Avrupa Parlamentosu’ndan TBMM’ye Çağrı
Avrupa Parlamentosu üyesi iki vekil, Türkiye Büyük Millet Meclisi Genel Kurulu’nda yapılacak sokak hayvanları yasası görüşmeleri öncesinde milletvekillerine hitaben bir mektup göndererek yasanın geçirilmemesi çağrısında bulundu. Avrupa Parlamentosu Üyesi Anja Hazekamp ve Hollanda Ulusal Parlamentosu Üyesi Ines Kostic imzalı mektupta, Hollanda’da sokak hayvanları sorununun çözümünde kullanılan “Yakala, Kısırlaştır, Aşıla ve Yerine Bırak” yönteminin kanıtlanmış başarı sonuçlarına yer verilirken, yasanın Türkiye’nin itibarı ve insanların psikolojisi üzerinde yaratacağı olumsuz sonuçlara vurgu yapıldı.

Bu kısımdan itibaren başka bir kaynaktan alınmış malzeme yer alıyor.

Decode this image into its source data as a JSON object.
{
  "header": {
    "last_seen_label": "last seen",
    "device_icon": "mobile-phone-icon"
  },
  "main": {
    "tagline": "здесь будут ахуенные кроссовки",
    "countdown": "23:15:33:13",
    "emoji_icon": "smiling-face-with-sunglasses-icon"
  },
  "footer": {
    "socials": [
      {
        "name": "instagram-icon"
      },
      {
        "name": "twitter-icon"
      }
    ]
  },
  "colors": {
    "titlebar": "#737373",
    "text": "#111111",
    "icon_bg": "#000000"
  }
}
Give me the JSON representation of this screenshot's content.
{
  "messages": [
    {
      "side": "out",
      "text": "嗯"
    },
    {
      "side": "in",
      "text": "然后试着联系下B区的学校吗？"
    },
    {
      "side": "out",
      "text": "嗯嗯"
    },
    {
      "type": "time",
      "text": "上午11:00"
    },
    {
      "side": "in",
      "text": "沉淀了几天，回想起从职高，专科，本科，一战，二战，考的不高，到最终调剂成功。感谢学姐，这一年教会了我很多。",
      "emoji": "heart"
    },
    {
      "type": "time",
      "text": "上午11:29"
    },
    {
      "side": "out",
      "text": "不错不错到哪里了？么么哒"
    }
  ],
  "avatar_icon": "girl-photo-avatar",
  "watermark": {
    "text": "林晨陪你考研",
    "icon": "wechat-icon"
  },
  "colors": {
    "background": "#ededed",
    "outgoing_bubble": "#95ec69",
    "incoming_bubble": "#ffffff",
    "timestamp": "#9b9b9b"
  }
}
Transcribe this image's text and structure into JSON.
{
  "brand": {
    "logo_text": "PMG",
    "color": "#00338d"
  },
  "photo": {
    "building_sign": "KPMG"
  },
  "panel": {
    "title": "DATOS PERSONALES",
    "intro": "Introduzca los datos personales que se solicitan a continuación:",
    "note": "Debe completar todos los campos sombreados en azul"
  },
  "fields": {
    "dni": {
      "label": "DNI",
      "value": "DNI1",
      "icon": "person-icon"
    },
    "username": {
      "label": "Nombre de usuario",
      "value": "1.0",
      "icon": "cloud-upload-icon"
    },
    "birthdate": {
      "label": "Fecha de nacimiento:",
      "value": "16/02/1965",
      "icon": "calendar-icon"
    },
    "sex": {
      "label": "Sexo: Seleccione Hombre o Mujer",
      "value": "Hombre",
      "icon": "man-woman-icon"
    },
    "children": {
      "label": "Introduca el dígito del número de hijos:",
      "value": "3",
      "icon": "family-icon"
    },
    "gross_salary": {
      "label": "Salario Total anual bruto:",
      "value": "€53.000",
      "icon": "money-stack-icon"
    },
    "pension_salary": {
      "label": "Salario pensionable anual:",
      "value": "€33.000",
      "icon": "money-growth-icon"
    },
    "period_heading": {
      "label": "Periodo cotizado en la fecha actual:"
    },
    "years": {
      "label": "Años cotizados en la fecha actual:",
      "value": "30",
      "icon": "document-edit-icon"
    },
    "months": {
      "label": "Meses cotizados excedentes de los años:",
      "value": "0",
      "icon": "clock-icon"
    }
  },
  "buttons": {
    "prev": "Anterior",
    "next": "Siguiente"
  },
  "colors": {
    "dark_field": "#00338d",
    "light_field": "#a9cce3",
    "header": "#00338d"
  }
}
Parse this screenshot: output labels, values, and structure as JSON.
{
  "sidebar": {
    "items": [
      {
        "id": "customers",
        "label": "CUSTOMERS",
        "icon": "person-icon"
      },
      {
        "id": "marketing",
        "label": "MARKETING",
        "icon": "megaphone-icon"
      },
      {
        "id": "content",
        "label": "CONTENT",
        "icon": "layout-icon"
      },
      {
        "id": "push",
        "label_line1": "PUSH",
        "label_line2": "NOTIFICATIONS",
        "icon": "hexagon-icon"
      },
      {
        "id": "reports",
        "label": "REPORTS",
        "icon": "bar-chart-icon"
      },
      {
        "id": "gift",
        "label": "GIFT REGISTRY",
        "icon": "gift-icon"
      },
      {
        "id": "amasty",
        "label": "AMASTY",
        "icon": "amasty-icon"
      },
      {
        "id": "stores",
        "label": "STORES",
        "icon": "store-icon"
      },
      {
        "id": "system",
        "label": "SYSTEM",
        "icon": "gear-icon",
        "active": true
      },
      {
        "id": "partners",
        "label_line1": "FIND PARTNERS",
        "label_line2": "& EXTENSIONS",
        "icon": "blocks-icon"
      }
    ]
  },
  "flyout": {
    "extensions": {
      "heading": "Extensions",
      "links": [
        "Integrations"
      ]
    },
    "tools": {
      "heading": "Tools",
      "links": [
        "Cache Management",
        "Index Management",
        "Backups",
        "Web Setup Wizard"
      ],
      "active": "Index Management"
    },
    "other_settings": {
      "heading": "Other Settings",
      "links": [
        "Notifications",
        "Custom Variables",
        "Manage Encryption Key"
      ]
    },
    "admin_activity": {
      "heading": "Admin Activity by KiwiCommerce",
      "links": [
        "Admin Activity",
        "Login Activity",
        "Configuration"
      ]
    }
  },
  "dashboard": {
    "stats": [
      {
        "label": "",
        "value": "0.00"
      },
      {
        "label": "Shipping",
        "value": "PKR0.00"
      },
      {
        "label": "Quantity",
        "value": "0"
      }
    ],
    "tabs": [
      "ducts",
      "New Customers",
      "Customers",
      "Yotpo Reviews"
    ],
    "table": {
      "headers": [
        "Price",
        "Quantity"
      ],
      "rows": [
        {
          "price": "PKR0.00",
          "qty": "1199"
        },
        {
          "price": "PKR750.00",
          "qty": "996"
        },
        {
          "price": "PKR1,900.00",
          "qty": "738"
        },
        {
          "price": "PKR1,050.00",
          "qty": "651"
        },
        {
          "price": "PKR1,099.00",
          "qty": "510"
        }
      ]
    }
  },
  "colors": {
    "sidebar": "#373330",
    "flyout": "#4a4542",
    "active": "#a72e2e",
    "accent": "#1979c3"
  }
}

“Türkiye Bir Şefkat Örneği”
Brigitte Bardot Vakıf Başkanı Brigitte Bardot da basın aracılığıyla Cumhurbaşkanı Recep Tayyip Erdoğan’a seslenen bir mektup kaleme aldı. Türkiye’nin şimdiye kadar sokaklarda halkla uyum içinde yaşayabilen sahipsiz köpek ve kediler için bir şefkat örneği olduğunun vurgulandığı mektupta, “Vakfım, bu sosyal varlıkları yakalayıp öldürmeyi veya ömür boyu hapishane/ölüm barınaklarına kapatmayı tercih eden yetkililerle dünya çapında yapılan çok sayıda müzakerede bu örneği ortaya koydu” ifadeleri yer aldı.
Önlemlerin acımasız olmanın yanı sıra öldürmenin ve yakalamanın, çok fazla sayıda olan başıboş köpek ve kedi sorununu daha da kötüleştireceğine dikkat çekilen mektupta, “Konuyla ilgili tüm uzmanlar bu noktada hemfikirdir ve bir ülkenin imajı ile hayvanlarına nasıl davrandığı arasında kuvvetli bir ilişki vardır. 22 Ağustos 2023 tarihinde Birleşmiş Milletler Çocuk Hakları Komitesi, Genel Yorum 26’da çocukların her türlü aile içi şiddetten ve hayvanlara uygulanan şiddetten korunması çağrısında bulunmuştur. Toplum içinde yaşayan sokak hayvanlarının yakalanması, hapsedilmesi ve ötanazi uygulanması bu şiddet türlerinden biridir!” denildi.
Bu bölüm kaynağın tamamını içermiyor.